Visualisation tridimensionnelle
Une autre façon de maintenir le niveau de protection des vaccins qui n’utilise pas la technologie ARN, consiste à ajouter un adjuvant pour augmenter l’immunité croisée, c’est-à-dire l’immunité suscitée par des antigènes plus faiblement reconnus mais qui sont communs aux différents variants. « On peut identifier ces antigènes grâce à la biologie structurale qui permet une visualisation tridimensionnelle du virus, et donc l’identification des régions les mieux conservées », explique Jamila Louahed. GSK, champion des adjuvants a ainsi passé des accords avec Sanofi (vaccin en phase II) mais aussi avec le canadien Medicago (phase III).
Privilégier les antigènes conservés quel que soit le variant pour produire un vaccin universel est la seconde option possible . Le vaccin de nouvelle génération, mRNA-1283, actuellement en phase I est une tentative dans cette direction. Au lieu de coder la protéine Spike entière, critique pour la neutralisation du virus, il est centré sur deux portions de celle-ci, , et devrait en outre pouvoir se conserver dans un simple réfrigérateur.
Le gros avantage, d ‘un vaccin universel, c’est qu’au lieu d’une adaptation après coup, il doit permettre d’anticiper les mutations . « Car il n’y a pas d’antigènes fixes à 100 % sur le SARS-CoV-2. Ce qu’on essaye de prédire c’est plutôt un degré de variabilité », explique Pascal Brandys, qui dirige Phylex Biosciences en Californie. « En faisant de la sélection in vitro du virus sur du sérum post-convalescent, on voit très bien où s’exerce la pression de sélection et donc quels sites du virus mutent le plus », poursuit-il. Si l’antigène n’est pas trop grand, on peut aussi étudier par combinatoire toutes les mutations possibles en un point. Mais si l’antigène est, comme dans les vaccins actuels, la protéine Spike entière, ce n’est pas possible.
Autres vaccins universels
Phylex a choisi, pour sa part, un antigène plus petit, dans une région clé du virus pour sa pénétration dans les cellules. Les recherches précliniques terminées, il faut maintenant produire les lots cliniques et c’est finalement une technologie d’ARN messager qui a été retenue.

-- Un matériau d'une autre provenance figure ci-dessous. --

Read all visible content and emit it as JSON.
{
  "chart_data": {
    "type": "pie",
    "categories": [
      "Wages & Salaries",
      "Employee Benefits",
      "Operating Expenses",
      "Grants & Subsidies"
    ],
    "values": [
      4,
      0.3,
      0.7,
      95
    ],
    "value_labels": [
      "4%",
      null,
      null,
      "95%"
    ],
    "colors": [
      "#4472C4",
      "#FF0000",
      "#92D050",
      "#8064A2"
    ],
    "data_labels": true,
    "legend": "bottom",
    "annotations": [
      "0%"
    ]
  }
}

Et obtenir les autorisations pour commencer les essais chez l’Homme, au deuxième semestre en principe.
La société lyonnaise Osivax, a fait, elle, un autre choix : celui d’utiliser la protéine N qui protège le virus, bien qu’elle ne soit pas exempte de mutations. Mais elle ne participe pas à l’infection et ne suscite pas la production d’anticorps, s’appuyant uniquement sur la réponse immunitaire cellulaire.

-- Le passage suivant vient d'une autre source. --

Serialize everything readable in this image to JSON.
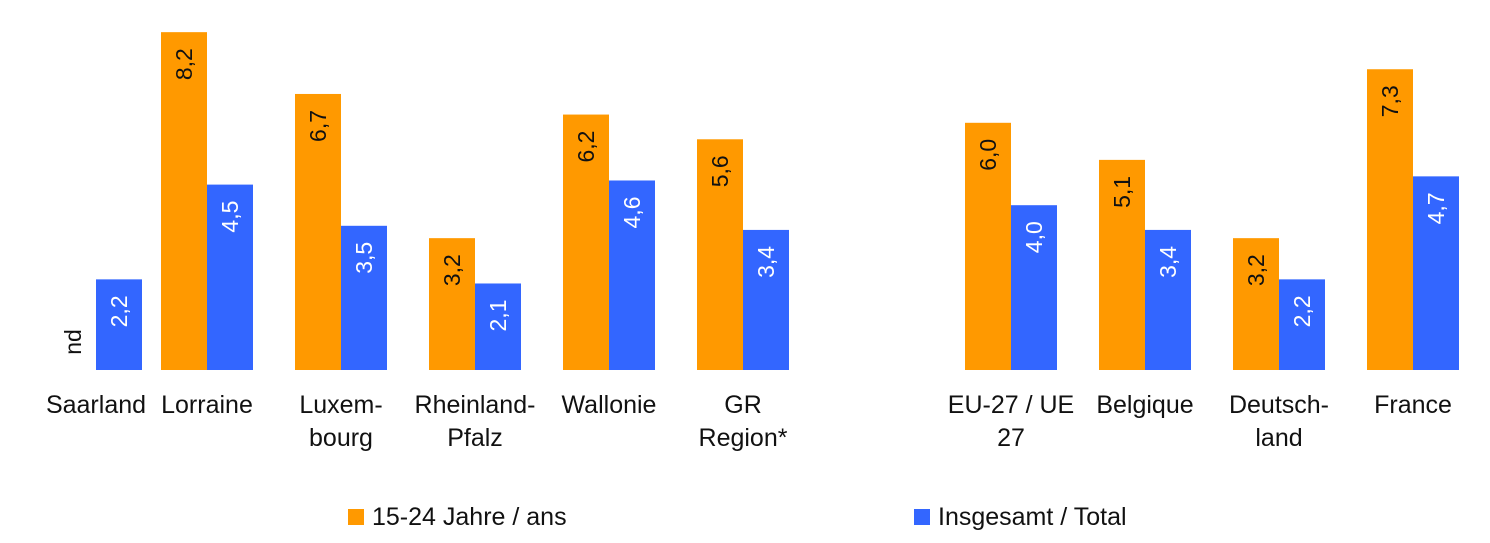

Rappelons toutefois qu’il n’existe pas à ce jour de vaccin universel pour d’autres virus qui mutent rapidement comme celui de la grippe ou du sida. Les progrès en vaccinologie réalisés à l’occasion de cette pandémie le permettront-ils ? Les obstacles ne sont pas seulement technologiques. Le vaccin actuel contre la grippe n’offre pas une bonne protection mais il représente une source de revenus récurrents pour ceux qui le fabriquent. Pas sûr qu’ils aient vraiment intérêt à y renoncer pour un vaccin permanent. Quant au sida, s’il n’y a pas de vaccin du tout, les progrès des trithérapies, y compris à titre prophylactique, rendent son intérêt fait question, en tout cas d’un point de vue économique.